Como sabéis, el término amar viene de la palabra que significa gancho, y significa «capturar» o «ser capturado». Yo estaba capturado por las cadenas del deseo y era incapaz de alejarme de mi amada. Durante todo el día, mientras sostenía a Vitalia sobre la silla de mi montura, tranquilizaba a Babilonia y luego interrogaba a Jordan, había permanecido cautivo de los pensamientos sobre mi impureza nocturna. Unas visiones lúbricas penetraban de improviso en mi mente, y provocaban unas intensas oleadas de calor que me recorrían el cuerpo y teñían mis mejillas de rojo. Pero por más que trataba de alejar esos recuerdos, me resultaban irresistibles y regresaba a ellos repetidamente, aunque me avergonzaban, al igual que un perro regresa a sus vómitos. Cuánta verdad encierran las palabras de Ovidio: «¡Aspiramos a lo prohibido y deseamos siempre lo que nos está vedado!».

Yo había roto mi voto de castidad. Al sucumbir a los goces de la carne, en lugar de ser merecedor del patrimonio eterno que el Rey celestial había restituido, por medio de su propia sangre, a todos los hombres, me había entregado a las llamas de Gehena. ¿No dijo el mismo Pierre Lombard que «otros pecados mancillan sólo el alma, pero las manchas de la fornicación mancillan el alma y el cuerpo»? «Mira que en maldad fui formado, y en pecado me concibió mi madre.» Por lo demás, estaba enamorado de una mujer, y es sabido que las mujeres son fuentes de duplicidad, vanagloria, avaricia y lujuria.
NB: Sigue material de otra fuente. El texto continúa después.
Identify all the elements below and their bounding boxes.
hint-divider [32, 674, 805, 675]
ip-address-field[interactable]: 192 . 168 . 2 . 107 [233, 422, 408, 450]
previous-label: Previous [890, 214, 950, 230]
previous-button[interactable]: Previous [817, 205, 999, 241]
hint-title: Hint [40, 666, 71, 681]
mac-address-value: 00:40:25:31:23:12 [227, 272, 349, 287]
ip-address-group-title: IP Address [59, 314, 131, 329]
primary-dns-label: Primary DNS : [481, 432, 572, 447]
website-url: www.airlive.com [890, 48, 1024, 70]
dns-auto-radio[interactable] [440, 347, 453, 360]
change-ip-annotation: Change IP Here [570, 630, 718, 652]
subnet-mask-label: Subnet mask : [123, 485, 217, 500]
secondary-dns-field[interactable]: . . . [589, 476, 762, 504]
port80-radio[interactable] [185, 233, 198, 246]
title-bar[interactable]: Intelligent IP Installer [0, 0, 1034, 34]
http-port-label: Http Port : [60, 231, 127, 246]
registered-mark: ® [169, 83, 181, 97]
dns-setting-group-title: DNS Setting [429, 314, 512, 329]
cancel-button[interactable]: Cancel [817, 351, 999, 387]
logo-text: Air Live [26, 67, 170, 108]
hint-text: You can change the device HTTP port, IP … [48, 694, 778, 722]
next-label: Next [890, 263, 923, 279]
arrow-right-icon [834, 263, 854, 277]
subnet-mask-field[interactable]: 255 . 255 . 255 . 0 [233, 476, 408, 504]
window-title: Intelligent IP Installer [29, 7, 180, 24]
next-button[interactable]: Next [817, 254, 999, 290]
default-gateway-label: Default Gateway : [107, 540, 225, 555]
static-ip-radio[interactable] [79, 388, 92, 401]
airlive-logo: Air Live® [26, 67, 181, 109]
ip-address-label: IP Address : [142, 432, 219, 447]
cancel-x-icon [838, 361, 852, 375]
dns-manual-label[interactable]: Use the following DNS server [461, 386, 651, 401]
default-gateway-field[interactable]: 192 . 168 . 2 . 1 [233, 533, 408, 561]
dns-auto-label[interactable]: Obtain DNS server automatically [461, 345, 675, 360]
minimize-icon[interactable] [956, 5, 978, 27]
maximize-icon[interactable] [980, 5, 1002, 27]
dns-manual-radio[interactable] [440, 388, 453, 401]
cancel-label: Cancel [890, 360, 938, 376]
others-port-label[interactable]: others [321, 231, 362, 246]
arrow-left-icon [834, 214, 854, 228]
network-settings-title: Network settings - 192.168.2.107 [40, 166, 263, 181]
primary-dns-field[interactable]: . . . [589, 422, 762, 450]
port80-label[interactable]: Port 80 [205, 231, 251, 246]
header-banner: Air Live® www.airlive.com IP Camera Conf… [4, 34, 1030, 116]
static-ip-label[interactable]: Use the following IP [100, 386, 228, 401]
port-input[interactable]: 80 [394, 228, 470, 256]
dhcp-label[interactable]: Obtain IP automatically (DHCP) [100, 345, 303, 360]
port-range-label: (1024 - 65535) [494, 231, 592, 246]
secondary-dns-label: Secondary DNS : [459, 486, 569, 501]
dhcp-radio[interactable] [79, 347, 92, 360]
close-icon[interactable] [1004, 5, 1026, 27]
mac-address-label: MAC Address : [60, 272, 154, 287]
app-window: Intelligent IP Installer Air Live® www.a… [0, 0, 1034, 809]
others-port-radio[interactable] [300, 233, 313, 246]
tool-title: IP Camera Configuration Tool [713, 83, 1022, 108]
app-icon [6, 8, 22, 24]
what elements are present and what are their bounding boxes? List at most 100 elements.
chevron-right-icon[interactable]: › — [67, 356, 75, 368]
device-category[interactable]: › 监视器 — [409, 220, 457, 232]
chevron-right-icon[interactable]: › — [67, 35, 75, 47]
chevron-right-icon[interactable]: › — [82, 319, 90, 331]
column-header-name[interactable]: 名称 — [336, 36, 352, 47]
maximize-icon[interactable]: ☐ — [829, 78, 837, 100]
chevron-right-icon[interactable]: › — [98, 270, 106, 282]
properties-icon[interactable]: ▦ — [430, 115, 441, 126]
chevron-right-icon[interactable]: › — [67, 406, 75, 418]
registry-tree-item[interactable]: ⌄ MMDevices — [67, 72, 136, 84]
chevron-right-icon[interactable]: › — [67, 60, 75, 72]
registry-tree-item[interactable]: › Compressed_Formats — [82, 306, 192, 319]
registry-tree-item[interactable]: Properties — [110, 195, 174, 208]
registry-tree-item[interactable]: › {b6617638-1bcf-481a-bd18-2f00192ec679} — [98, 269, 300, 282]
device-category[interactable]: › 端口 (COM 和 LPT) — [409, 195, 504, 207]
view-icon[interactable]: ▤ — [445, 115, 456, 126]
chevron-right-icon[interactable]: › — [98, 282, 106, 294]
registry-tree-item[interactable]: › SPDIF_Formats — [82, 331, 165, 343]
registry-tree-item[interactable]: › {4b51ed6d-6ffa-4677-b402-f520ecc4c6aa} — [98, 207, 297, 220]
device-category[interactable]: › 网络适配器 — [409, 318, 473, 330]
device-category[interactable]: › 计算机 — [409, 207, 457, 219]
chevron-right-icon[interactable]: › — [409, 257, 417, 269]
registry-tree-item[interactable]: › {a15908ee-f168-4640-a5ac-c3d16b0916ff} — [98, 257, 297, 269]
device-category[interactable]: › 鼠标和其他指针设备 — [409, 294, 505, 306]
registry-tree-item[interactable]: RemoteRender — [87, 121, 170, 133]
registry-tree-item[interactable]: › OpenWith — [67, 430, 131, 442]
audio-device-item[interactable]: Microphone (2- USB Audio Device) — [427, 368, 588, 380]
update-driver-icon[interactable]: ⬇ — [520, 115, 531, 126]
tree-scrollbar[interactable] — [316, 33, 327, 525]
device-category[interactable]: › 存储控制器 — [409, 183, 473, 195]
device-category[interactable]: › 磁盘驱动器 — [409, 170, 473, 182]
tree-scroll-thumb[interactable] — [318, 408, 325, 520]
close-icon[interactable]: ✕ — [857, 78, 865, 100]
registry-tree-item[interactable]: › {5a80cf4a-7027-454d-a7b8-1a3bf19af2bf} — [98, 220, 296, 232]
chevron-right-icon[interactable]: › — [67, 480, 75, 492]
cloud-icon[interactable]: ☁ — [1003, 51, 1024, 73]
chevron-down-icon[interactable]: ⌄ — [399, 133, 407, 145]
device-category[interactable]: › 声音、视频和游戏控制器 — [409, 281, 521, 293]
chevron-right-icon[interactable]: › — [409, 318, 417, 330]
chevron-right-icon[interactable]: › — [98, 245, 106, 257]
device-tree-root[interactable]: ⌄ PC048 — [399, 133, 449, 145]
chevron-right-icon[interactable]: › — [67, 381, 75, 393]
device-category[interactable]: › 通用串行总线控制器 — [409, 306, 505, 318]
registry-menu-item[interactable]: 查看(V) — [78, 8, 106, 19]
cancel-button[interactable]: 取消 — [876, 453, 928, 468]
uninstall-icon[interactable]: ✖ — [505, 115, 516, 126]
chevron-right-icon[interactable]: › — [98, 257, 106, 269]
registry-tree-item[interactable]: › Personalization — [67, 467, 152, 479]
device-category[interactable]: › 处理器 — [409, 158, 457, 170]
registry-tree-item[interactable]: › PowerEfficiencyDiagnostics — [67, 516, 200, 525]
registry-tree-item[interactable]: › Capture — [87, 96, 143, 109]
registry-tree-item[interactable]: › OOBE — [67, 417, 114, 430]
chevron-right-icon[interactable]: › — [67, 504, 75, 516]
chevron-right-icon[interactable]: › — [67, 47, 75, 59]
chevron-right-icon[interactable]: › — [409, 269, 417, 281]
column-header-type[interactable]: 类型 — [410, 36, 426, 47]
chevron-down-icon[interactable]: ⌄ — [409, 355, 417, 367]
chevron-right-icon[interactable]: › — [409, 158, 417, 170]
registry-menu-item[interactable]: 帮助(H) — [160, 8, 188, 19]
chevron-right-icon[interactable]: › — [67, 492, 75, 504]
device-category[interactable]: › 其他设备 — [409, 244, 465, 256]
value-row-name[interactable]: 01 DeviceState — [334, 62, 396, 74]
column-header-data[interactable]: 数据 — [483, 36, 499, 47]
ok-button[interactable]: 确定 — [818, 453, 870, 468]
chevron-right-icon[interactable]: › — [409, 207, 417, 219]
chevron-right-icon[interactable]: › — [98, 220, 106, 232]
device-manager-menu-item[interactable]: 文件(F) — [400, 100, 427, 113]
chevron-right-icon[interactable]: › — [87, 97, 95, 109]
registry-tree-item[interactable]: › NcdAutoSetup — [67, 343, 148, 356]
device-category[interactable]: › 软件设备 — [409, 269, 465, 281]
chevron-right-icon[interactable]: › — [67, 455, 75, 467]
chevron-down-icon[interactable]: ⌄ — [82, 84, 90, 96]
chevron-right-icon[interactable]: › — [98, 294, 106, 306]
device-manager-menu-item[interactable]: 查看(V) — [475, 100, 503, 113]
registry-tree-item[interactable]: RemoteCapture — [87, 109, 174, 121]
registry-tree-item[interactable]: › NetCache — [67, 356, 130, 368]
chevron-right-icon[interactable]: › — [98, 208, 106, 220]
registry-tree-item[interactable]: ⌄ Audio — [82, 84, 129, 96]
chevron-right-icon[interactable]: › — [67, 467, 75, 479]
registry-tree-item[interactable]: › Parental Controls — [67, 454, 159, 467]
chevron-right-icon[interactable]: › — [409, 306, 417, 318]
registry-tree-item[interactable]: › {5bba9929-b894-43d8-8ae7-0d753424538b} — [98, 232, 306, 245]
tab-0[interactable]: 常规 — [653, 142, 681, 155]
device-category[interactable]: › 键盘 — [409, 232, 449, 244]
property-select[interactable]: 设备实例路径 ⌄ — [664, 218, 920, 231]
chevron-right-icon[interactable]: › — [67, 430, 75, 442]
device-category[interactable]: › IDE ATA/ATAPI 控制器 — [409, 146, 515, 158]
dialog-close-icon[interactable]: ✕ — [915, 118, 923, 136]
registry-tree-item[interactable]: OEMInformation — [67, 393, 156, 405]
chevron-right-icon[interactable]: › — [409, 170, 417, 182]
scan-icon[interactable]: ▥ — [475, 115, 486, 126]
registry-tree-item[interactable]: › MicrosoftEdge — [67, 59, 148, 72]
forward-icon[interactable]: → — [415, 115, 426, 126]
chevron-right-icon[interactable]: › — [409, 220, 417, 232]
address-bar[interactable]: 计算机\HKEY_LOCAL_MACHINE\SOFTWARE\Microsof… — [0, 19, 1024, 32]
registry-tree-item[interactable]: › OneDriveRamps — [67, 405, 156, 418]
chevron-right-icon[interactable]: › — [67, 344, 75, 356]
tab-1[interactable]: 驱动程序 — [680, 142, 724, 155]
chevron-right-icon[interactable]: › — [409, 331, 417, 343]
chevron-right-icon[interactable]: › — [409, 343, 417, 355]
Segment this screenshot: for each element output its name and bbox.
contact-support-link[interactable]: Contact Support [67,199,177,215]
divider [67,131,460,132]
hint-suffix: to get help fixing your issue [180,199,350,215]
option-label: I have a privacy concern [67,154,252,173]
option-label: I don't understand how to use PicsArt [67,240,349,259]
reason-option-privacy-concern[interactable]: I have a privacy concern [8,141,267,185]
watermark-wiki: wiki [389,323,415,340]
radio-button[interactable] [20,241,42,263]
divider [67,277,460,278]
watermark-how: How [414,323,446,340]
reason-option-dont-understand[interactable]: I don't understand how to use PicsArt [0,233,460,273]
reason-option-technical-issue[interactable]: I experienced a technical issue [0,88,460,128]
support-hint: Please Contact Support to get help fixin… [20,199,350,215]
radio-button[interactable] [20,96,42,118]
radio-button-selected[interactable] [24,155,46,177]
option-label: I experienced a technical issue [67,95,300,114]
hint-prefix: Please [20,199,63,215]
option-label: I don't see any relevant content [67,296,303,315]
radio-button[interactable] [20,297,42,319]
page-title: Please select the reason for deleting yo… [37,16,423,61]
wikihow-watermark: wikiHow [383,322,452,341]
Sansón fue traicionado por una mujer. Salomón fue incapaz de hallar una sola mujer honesta. Esto lo sabía mi razón, pero mi corazón no estaba convencido.

Así pues, me dirigí al cuarto de guardia, solo y sin que nadie me lo impidiera. Puesto que no era una celda, no se accedía a ella a través de una trampa; por tanto tuve que contentarme con llamar suavemente a la puerta y murmurar unas palabras a modo de saludo, en lugar de contemplar el rostro de mi amada.